CONFIDENTIAL SEVERANCE AND GENERAL RELEASE AGREEMENT
Exhibit 10.32
THIS CONFIDENTIAL SEVERANCE AND GENERAL RELEASE AGREEMENT (this “Agreement”) is entered into
as of the last date set forth on the signature page hereto, and is made effective as of October 10,
2008 (the “Effective Date”), by and between Xxxxxx X. Xxxxxx (“Employee”) and Mindspeed
Technologies, Inc., a Delaware corporation (“Mindspeed”).
RECITALS
WHEREAS, Employee is currently employed by Mindspeed as Senior Vice President, Communications;
WHEREAS, Employee and Mindspeed wish to arrange for Employee’s separation from employment with
Mindspeed on mutually agreeable terms and conditions as set forth in this Agreement;
ACCORDINGLY, the parties agree as follows:
1. Termination. Employee will cease active full-time employment with Mindspeed on the
Effective Date. Mindspeed and Employee agree to affect a thoughtful and professional business
transition. Employee agrees to provide transitional assistance to Mindspeed beginning October 11,
2008 by working through November 14, 2008 on a half-time basis at half salary ($2,403.846/week) to
prepare for FY08Q4 earnings release and follow up meetings. Employee will cease active employment
entirely on the November 14, 2008.
2. Resignation. As of the Effective Date, Employee hereby resigns his position as an
officer of Mindspeed and as a director or officer in each of Mindspeed’s subsidiaries for which he
holds an office or offices.
3. Settlement Sum.

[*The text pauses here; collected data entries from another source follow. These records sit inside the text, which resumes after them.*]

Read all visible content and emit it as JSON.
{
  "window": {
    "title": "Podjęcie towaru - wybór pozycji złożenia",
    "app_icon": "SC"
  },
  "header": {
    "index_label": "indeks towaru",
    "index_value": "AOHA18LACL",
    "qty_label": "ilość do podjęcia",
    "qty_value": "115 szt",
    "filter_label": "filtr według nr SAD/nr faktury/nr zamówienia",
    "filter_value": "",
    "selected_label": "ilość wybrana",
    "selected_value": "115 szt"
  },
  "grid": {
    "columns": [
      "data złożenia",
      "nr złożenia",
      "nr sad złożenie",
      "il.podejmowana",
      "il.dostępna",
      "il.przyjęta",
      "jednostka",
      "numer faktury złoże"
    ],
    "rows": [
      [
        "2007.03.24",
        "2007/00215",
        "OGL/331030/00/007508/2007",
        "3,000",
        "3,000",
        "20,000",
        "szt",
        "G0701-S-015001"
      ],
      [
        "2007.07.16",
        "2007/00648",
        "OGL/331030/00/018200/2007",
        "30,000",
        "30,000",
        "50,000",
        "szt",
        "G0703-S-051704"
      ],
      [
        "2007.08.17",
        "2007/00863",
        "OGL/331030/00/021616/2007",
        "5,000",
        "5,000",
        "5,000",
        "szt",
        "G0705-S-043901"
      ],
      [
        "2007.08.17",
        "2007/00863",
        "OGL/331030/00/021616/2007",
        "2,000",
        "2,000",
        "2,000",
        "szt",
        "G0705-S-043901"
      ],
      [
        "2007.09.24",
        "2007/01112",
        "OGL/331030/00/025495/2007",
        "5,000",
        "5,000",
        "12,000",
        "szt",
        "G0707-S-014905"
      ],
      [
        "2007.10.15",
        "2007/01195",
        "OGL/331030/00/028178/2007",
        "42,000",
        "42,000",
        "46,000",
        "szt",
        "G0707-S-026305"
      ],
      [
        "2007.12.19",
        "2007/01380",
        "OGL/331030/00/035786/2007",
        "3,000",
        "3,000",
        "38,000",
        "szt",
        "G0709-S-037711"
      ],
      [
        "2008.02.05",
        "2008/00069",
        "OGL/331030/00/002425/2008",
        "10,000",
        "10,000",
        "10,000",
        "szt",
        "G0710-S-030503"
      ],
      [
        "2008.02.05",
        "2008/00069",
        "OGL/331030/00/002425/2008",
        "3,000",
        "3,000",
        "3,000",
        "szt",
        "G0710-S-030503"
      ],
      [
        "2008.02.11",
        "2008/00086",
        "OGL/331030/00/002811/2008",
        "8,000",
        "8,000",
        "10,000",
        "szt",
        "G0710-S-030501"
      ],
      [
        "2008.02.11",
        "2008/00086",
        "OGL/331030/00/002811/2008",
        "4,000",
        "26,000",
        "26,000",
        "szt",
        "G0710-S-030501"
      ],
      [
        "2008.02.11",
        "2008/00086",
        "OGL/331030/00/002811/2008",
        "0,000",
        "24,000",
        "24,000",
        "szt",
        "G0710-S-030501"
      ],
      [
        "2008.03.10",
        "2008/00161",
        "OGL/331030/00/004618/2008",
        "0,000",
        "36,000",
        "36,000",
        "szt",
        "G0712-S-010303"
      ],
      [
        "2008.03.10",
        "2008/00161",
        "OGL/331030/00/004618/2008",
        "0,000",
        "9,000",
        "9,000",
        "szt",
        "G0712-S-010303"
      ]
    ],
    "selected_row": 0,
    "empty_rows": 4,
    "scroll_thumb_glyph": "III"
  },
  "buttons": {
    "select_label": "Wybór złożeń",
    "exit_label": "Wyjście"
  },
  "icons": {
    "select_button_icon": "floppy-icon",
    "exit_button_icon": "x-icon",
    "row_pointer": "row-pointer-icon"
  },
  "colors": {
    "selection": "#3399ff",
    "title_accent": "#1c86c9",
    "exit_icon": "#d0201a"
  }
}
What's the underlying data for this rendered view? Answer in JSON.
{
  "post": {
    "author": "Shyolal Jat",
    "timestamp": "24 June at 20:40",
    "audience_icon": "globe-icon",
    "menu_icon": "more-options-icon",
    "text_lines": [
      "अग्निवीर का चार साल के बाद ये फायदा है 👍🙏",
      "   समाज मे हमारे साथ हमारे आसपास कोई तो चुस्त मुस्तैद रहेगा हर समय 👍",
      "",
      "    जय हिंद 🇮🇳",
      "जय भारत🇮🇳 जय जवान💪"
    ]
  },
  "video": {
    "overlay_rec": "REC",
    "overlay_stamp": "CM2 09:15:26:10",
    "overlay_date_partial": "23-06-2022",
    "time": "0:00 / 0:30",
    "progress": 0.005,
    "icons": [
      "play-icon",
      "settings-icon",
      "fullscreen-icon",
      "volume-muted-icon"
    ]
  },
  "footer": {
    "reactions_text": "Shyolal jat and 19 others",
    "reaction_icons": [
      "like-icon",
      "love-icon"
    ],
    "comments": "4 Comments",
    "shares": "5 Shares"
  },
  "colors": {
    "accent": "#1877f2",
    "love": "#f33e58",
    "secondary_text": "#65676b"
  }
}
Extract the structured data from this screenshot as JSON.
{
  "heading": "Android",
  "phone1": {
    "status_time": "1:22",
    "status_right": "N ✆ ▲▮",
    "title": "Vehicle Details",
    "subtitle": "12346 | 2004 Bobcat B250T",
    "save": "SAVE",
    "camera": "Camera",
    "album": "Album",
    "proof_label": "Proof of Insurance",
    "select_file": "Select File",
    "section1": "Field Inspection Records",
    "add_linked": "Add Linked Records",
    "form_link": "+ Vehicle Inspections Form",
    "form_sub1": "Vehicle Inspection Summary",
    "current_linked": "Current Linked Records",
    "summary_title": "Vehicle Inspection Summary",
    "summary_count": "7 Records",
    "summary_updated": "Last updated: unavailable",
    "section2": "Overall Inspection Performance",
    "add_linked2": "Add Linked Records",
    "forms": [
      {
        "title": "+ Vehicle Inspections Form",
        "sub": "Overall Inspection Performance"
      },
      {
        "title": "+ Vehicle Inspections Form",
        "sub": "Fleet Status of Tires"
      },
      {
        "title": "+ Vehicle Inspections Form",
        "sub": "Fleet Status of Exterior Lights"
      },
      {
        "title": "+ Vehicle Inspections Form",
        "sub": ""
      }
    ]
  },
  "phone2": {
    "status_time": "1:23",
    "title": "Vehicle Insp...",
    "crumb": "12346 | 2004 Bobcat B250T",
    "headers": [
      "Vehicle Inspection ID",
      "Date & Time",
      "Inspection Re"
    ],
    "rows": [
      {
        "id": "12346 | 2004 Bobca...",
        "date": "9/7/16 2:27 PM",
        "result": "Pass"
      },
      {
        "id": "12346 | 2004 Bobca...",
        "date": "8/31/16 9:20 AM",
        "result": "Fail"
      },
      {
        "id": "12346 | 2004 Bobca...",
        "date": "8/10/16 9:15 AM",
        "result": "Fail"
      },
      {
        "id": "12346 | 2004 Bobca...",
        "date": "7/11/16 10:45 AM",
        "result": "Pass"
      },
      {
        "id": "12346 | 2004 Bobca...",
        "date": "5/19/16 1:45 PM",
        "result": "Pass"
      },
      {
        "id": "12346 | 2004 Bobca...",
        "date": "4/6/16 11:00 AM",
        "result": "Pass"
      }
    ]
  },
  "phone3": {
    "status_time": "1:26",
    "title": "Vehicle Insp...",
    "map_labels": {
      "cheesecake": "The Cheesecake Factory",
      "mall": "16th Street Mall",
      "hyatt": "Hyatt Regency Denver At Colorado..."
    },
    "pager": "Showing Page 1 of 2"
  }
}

In consideration of Employee’s representations and releases in
this Agreement, Mindspeed will provide Employee with salary continuation pay at Employee’s current
salary level of $4,807.69 per week (less applicable withholdings) for twelve (12) months beginning
on November 15, 2008 and continuing through November 13, 2009 (the “Salary Continuation Period”).
The salary continuation payments will be made in accordance with Mindspeed’s bi-weekly payroll
schedule. Employee will not accrue additional vacation hours after November 14, 2008. During the
Salary Continuation Period, Mindspeed will continue to (a) pay the premiums for Employee’s coverage
under Mindspeed’s group medical, dental, and vision insurance plans, which coverage may be
provided under COBRA at Mindspeed’s election subject to Employee’s payment of any employee
contributions that would have applied if Employee had remained an officer of the Company; and (b)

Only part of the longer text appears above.